A jigging space ship greets guests at Tomlin's digital
doorstep, and the menu page features a morphable mug shot that winks and simpers
with mouse strokes. She lets visitors peer in on acupuncture sessions, and her
high school prom pictures are reconfigured into a point-and-click comedy series.
Don't skip the Cheese Museum, where patchouli air freshener, poodle ice sculptures
and other objets d'fromage are on display.
"There was no master plan," said Tomlin. "The site was
one of those things where you start playing and adding things and free-associating.
It's like having your own 24-hour show, a place where you can fool around and
create stuff and be eclectic and personal and everything's connected."
Tomlin's Web dwelling was drafted by Bubbles the Artist,
a k a Allee Willis, a painter and Grammy-winning songwriter, whose credits include
the "Friends" theme song, "Boogie Wonderland" by Earth, Wind & Fire and the
Pointer Sisters' "Neutron Dance."
"Ninety-nine percent of the Web is click on the blue
shoe and link to the blue shoe," said Willis. "If only celebrities realized
that they can approach the Web with the same verve that they approach their
movies and TV shows with, the Net could be a much funnier place."
Bubbles also teamed up with Jennifer Aniston on Jen XX
(www.jenxxonvoxxy.com), a counter-Cosmo online mag where make-up doesn't matter,
thinner isn't happier and boys aren't everything. Part of the Voxxy.com entertainment
network, the site is a "Roger Rabbit"-esque environ where the "Friends" star
jaunts through a series of cartoon landscapes.
Jen XX is filled with "click me" interactivity. On the
weight page, you can select the fudge sundae to watch toothpick models plump
up or choose the bananas to drop the poundage. The makeover area lets fans outfit
Aniston with afro wigs, Groucho noses, day-glo sunglasses and flicking tongues.
"The media has such a powerful influence on young girls,"
said Aniston, via e-mail. "There is a tendency to place celebrities on pedestals,
leaving young girls pressured to live up to unrealistic expectations."
Aniston didn't know that Willis had written the theme
song to her NBC show when the pair began putting the site together, recording
spoken word snippets and snapping photos to cut and re-animate.
"She came to my house the first time to take some photos,"

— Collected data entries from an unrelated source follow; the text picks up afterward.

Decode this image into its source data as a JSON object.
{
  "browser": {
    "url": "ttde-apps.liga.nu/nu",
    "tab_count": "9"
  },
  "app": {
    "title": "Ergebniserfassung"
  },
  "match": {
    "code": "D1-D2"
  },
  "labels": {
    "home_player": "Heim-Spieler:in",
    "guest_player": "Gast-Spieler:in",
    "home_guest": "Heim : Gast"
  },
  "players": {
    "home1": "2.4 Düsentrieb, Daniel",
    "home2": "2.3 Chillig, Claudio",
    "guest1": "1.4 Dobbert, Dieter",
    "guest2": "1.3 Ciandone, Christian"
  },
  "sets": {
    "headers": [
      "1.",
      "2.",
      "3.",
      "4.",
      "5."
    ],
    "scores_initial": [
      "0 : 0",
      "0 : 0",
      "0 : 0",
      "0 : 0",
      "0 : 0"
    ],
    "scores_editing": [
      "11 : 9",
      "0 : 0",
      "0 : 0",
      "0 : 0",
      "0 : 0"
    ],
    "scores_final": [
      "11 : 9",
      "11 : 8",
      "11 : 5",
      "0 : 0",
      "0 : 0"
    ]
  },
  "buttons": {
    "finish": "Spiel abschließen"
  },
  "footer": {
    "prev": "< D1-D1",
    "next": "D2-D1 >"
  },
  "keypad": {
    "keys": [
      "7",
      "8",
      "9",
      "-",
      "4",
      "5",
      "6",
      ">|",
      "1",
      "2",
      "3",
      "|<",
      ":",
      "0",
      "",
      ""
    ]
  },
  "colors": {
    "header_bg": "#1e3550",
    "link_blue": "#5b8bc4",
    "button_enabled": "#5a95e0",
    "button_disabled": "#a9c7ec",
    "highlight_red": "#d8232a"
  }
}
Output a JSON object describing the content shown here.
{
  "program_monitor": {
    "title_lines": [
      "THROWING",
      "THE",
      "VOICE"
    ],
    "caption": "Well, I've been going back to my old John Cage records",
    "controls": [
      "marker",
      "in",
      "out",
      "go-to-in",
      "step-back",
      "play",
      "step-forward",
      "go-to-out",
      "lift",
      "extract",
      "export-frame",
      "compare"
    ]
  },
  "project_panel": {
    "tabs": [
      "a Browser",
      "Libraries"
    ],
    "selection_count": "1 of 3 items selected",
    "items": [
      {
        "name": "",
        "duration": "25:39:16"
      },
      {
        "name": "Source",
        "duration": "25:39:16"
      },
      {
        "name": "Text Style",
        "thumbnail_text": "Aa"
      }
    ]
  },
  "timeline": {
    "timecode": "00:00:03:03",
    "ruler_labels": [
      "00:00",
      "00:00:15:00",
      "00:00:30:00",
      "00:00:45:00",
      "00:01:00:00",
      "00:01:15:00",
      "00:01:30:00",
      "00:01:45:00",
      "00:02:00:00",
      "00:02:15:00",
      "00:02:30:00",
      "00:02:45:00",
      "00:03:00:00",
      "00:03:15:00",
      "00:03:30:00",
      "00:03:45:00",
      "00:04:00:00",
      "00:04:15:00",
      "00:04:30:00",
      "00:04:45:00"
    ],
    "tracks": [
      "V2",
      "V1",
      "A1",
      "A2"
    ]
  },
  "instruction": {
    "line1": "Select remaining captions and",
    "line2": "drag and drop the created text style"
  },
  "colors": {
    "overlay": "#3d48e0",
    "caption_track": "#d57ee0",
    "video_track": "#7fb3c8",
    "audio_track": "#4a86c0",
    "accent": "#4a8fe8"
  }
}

said Willis. "We walked into the studio to record some sound clips and out of
the corner of her eye, she saw the "Friends' sheet music on the wall. She froze
and turned green. It went from "I dig this chick' to "she's a stalker.' Finally,
someone told her that I'd written that song."
Most stops on the cyber walk of fame aren't quite as
palatial as Bubbles' projects. Some hypertext homes of the stars are as cozy
and intimate as the personal pages uploaded by non-celebs.